Google Photos is a cloud backup and archiving database that may be used to store all of our photographs and videos. It’s a replacement for Google’s Google+ Photo Backup and for a short time the Google+ and Photos applications and services ran side by side. Google Photos has unlimited storage providing you restrict your images to what Google calls “high quality,” which reduces the image size to 16MP if it’s higher. It may also be used to store unlimited videos of 1080p resolution or lower. Customers wanting to store their media at a higher resolution will use part of their Google Drive storage space.
However, Google Photos offers more than a means of storing photographs. Let’s take a look at a number of Photos’ other features, starting with how Google maintains a comprehensive and thorough search database on our devices. Google Photos automatically organises media by date order but for the Android application, tapping on the Search icon (typically at the bottom right of the screen) brings up the search area. Here, Photos has automatically catalogued pictures into various categories: people, objects and places, but as you use Photos these areas fill up. This search and grouping engine is able to create computer models of faces present in your photo library and collate images of the one person, which you can easily tag. This tag is personal to your account but makes it much easier to find images of somebody. Furthermore, Google Photos also allows you the ability to hide a face from your photographs: this can be handy is you don’t want to see an ex in your photographs, for example.
Google have shored up the uploading and storage management features of Google Photos, recognising that not everybody has a device with capacious storage. The application recently gained the option to scan your device with the ability to delete media that has been downloaded providing it has been safely uploaded to the cloud. You’ll find this in the Settings part of Photos under “Free up device storage.” When it comes to managing photographs in your account, Google have added a bin to the service: if you delete something and discover a few days later that you want it back, no problem as the account has sixty days before material is permanently deleted. Another neat trick of the media uploading side of Photos is that this is independent of the application: these settings are found in the Google Settings application as well as the Google Photos application. You don’t need the application on your device in order to upload photographs into the service.
For those of us with a Chromecast, Google Photos is an ideal way of showing off our collection on the big screen. Photos includes the necessary software and Cast functionality; open a photograph or video and tap “cast icon” to send it to the television. On a related note, although Google Photos does not currently allow for the two way synchronisation of photographs on a device, there are a couple of ways to easily get media is copied to another device. One involves a third party application to synchronise a Google Drive folder with another device; for a desktop or laptop computer, you can use the Google Drive application. You’ll have to make sure the option to show recent uploads in Google Drive is turned on. Another option is to use the Google Takeout service, which is a means of exporting all of your data in one large zip file. Tell the Google Takeout service that you want your media and let it do its thing.

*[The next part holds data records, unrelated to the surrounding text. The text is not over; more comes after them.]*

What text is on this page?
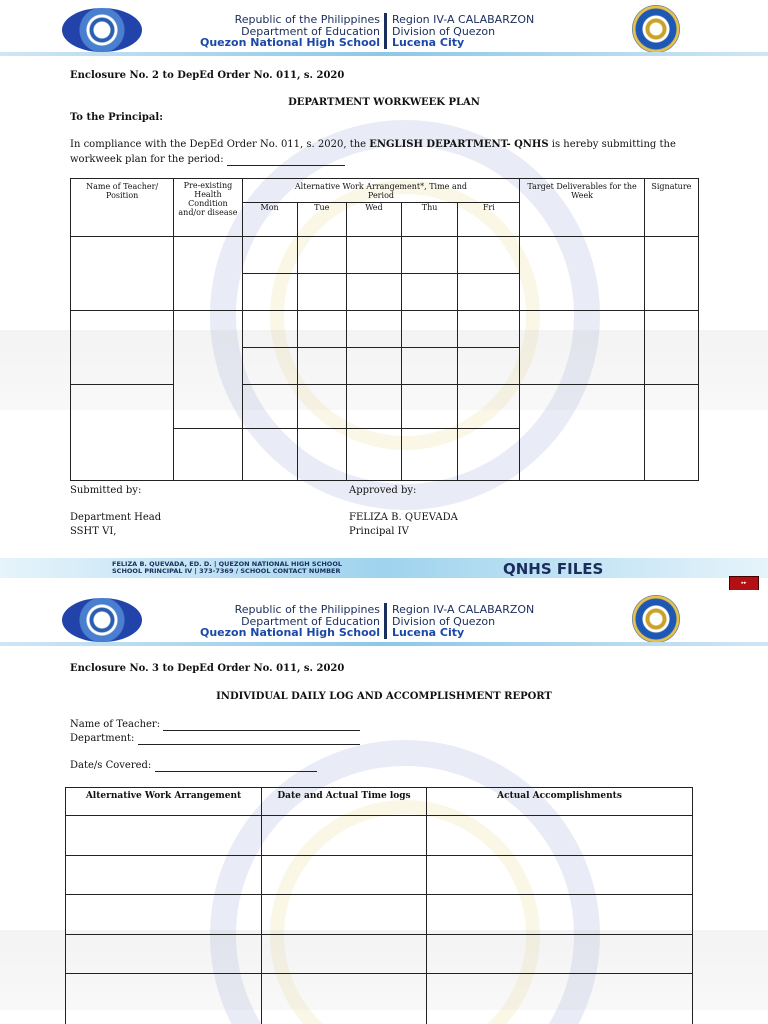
Republic of the Philippines
Department of Education
Quezon National High School
Region IV-A CALABARZON
Division of Quezon
Lucena City
Enclosure No. 2 to DepEd Order No. 011, s. 2020
DEPARTMENT WORKWEEK PLAN
To the Principal:
In compliance with the DepEd Order No. 011, s. 2020, the ENGLISH DEPARTMENT- QNHS is hereby submitting the
workweek plan for the period:
Name of Teacher/ Position	Pre-existing Health Condition and/or disease	Alternative Work Arrangement*, Time and Period					Target Deliverables for the Week	Signature
		Mon	Tue	Wed	Thu	Fri		

Submitted by:	Approved by:
Department Head
SSHT VI,
FELIZA B. QUEVADA
Principal IV
FELIZA B. QUEVADA, ED. D. | QUEZON NATIONAL HIGH SCHOOL
SCHOOL PRINCIPAL IV | 373-7369 / SCHOOL CONTACT NUMBER	QNHS FILES
▸▸
Republic of the Philippines
Department of Education
Quezon National High School
Region IV-A CALABARZON
Division of Quezon
Lucena City
Enclosure No. 3 to DepEd Order No. 011, s. 2020
INDIVIDUAL DAILY LOG AND ACCOMPLISHMENT REPORT
Name of Teacher:
Department:
Date/s Covered:
Alternative Work Arrangement	Date and Actual Time logs	Actual Accomplishments
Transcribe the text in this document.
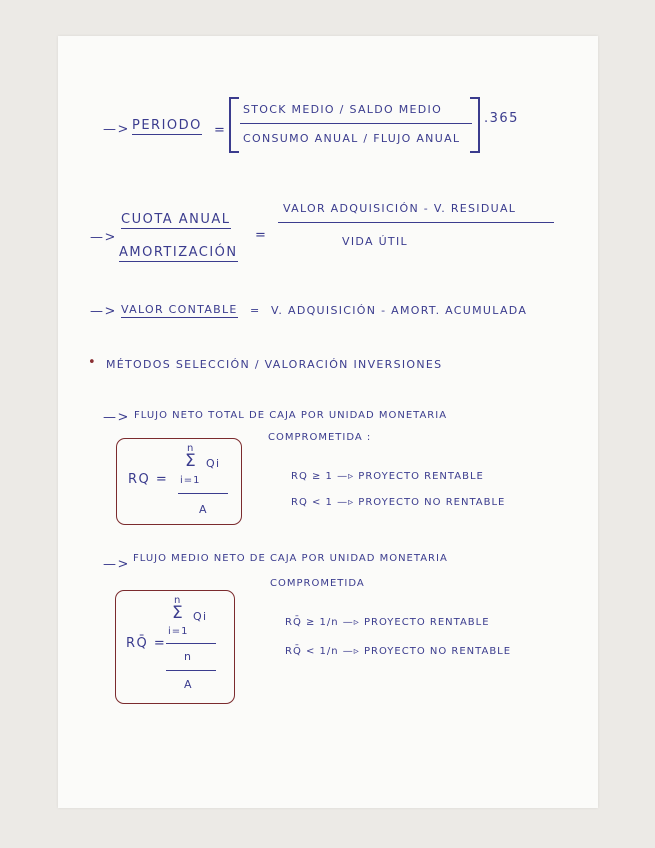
—> PERIODO =
STOCK MEDIO / SALDO MEDIO
CONSUMO ANUAL / FLUJO ANUAL
.365
—>
CUOTA ANUAL
AMORTIZACIÓN
=
VALOR ADQUISICIÓN - V. RESIDUAL
VIDA ÚTIL
—> VALOR CONTABLE = V. ADQUISICIÓN - AMORT. ACUMULADA
• MÉTODOS SELECCIÓN / VALORACIÓN INVERSIONES
—> FLUJO NETO TOTAL DE CAJA POR UNIDAD MONETARIA
COMPROMETIDA :
RQ =
n
Σ Qi
i=1
A
RQ ≥ 1 —▹ PROYECTO RENTABLE
RQ < 1 —▹ PROYECTO NO RENTABLE
—> FLUJO MEDIO NETO DE CAJA POR UNIDAD MONETARIA
COMPROMETIDA
RQ̄ =
n
Σ Qi
i=1
n
A
RQ̄ ≥ 1/n —▹ PROYECTO RENTABLE
RQ̄ < 1/n —▹ PROYECTO NO RENTABLE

The final set of features revolves around how to share photographs and media using Google Photos. There are several ways to do this: we can download and send the media, or we can share a link. It’s also possible to create albums and share these – they can be view only or you can specify who has access to change the contents. When it comes to sharing media, the recipients do not need to have the Google Photos application or even the service in order to view a picture or video from your collection.